Term of the day: builder gloves
Another in my continuing series of attempts to coin, or popularize, terms that software engineers don’t know they need yet. This one comes from my apprentice, Ian Bruene.
“Builder gloves” is the special knowledge possessed by the builder of a tool which allows the builder to use it without getting fingers burned.
Software that requires builder gloves to use is almost always faulty. There are rare exceptions to this rule, when the application area of the software is so arcane that the builder’s specialist knowledge is essential to driving it. But usually the way to bet is that if your code requires builder gloves it is half-baked, buggy, has a poorly designed UI or is poorly documented.
When you ship software that you know requires builder gloves, or someone else tells you that it seems to require builder gloves, it could ruin someone else’s day and reflect badly on you. But if you believe in releasing early and often, sometimes half-baked is going to happen. Here’s how to mitigate the problem.
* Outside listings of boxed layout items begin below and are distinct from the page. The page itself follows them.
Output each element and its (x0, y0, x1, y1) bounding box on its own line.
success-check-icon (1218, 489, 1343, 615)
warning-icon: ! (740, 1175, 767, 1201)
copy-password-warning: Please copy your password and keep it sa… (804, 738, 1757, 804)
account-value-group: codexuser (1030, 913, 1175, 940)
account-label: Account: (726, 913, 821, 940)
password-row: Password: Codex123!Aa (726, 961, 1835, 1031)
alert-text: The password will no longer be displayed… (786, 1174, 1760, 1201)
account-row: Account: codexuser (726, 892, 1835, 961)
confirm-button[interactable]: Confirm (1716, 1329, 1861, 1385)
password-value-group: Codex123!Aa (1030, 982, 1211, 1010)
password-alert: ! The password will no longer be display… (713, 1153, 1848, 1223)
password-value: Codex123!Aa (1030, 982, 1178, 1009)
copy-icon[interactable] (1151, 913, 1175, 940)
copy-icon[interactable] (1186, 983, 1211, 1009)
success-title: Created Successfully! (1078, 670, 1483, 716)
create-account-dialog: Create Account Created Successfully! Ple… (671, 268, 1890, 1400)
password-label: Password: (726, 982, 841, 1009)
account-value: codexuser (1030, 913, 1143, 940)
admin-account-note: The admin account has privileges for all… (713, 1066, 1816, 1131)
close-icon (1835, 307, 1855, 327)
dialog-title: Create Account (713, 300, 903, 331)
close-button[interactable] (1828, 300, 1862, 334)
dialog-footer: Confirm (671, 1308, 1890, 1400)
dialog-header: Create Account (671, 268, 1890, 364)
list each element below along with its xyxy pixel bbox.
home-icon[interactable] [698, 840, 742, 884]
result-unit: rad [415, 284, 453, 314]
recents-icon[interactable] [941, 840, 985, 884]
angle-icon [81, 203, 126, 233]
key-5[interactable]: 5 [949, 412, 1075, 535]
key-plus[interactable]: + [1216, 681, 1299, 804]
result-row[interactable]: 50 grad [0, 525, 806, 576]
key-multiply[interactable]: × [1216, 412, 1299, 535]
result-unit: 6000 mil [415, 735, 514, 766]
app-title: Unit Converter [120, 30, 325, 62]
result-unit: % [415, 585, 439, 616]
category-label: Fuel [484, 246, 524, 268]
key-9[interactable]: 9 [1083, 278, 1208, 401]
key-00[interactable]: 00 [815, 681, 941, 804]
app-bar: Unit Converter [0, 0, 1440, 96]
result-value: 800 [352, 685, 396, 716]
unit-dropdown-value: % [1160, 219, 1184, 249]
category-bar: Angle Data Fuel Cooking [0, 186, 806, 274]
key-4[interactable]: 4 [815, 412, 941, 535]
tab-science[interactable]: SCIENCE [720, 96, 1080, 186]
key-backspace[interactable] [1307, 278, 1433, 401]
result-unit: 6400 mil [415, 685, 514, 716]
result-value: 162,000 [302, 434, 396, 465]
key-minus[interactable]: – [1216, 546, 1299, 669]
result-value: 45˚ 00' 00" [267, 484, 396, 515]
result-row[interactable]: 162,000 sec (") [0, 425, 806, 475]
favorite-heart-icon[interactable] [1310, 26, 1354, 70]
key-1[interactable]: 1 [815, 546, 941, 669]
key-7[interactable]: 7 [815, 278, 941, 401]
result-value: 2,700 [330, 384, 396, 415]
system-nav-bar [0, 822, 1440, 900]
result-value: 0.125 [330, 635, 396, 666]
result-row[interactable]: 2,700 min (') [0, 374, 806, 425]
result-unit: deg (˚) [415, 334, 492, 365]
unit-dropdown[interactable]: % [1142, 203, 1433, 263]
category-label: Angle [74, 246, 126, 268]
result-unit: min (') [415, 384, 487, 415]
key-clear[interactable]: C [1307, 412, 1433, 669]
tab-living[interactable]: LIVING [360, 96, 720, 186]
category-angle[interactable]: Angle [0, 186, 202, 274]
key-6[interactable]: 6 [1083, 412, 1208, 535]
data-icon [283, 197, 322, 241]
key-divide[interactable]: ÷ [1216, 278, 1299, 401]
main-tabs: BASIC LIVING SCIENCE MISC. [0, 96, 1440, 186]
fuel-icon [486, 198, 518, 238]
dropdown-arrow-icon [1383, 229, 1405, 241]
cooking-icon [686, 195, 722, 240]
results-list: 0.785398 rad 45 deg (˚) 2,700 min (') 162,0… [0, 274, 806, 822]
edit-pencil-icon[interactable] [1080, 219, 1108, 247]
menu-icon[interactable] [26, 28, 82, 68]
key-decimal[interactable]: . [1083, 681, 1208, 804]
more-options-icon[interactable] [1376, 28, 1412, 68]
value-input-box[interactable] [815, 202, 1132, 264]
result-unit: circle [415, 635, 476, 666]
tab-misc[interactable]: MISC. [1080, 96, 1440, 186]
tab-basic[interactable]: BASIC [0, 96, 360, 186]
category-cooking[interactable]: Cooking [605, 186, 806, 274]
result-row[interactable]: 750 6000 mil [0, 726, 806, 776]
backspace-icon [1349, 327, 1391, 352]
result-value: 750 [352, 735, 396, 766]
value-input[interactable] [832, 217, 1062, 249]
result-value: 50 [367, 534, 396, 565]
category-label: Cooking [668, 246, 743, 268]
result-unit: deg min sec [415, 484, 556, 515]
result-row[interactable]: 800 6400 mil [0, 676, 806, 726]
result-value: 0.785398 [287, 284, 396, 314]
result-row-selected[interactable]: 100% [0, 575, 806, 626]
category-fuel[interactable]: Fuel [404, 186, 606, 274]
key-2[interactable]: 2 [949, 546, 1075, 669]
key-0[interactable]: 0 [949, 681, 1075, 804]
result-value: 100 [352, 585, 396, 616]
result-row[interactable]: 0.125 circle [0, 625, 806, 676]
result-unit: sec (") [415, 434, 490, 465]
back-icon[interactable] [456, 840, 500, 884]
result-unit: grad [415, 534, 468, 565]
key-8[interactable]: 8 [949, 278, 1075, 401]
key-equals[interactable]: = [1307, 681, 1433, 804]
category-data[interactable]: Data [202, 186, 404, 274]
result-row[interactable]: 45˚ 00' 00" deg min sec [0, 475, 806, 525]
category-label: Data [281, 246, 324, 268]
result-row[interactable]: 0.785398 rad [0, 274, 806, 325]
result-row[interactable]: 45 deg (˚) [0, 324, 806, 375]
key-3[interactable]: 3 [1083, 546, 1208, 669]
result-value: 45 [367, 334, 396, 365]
1. Warn the users what’s buggy and unstable in your release notes and the rest of your documentation.
2. Document your assumptions where the user can see them,
3. Work harder at not being a terrible UI designer.
4. Watch the issues list/user’s forum/mailing list, and actually respond.
5. When someone tells you it requires builder gloves, believe them. And fix it so it doesn’t.
Becoming really good at software engineering requires that you care about the experience the user sees, not just the code you can see.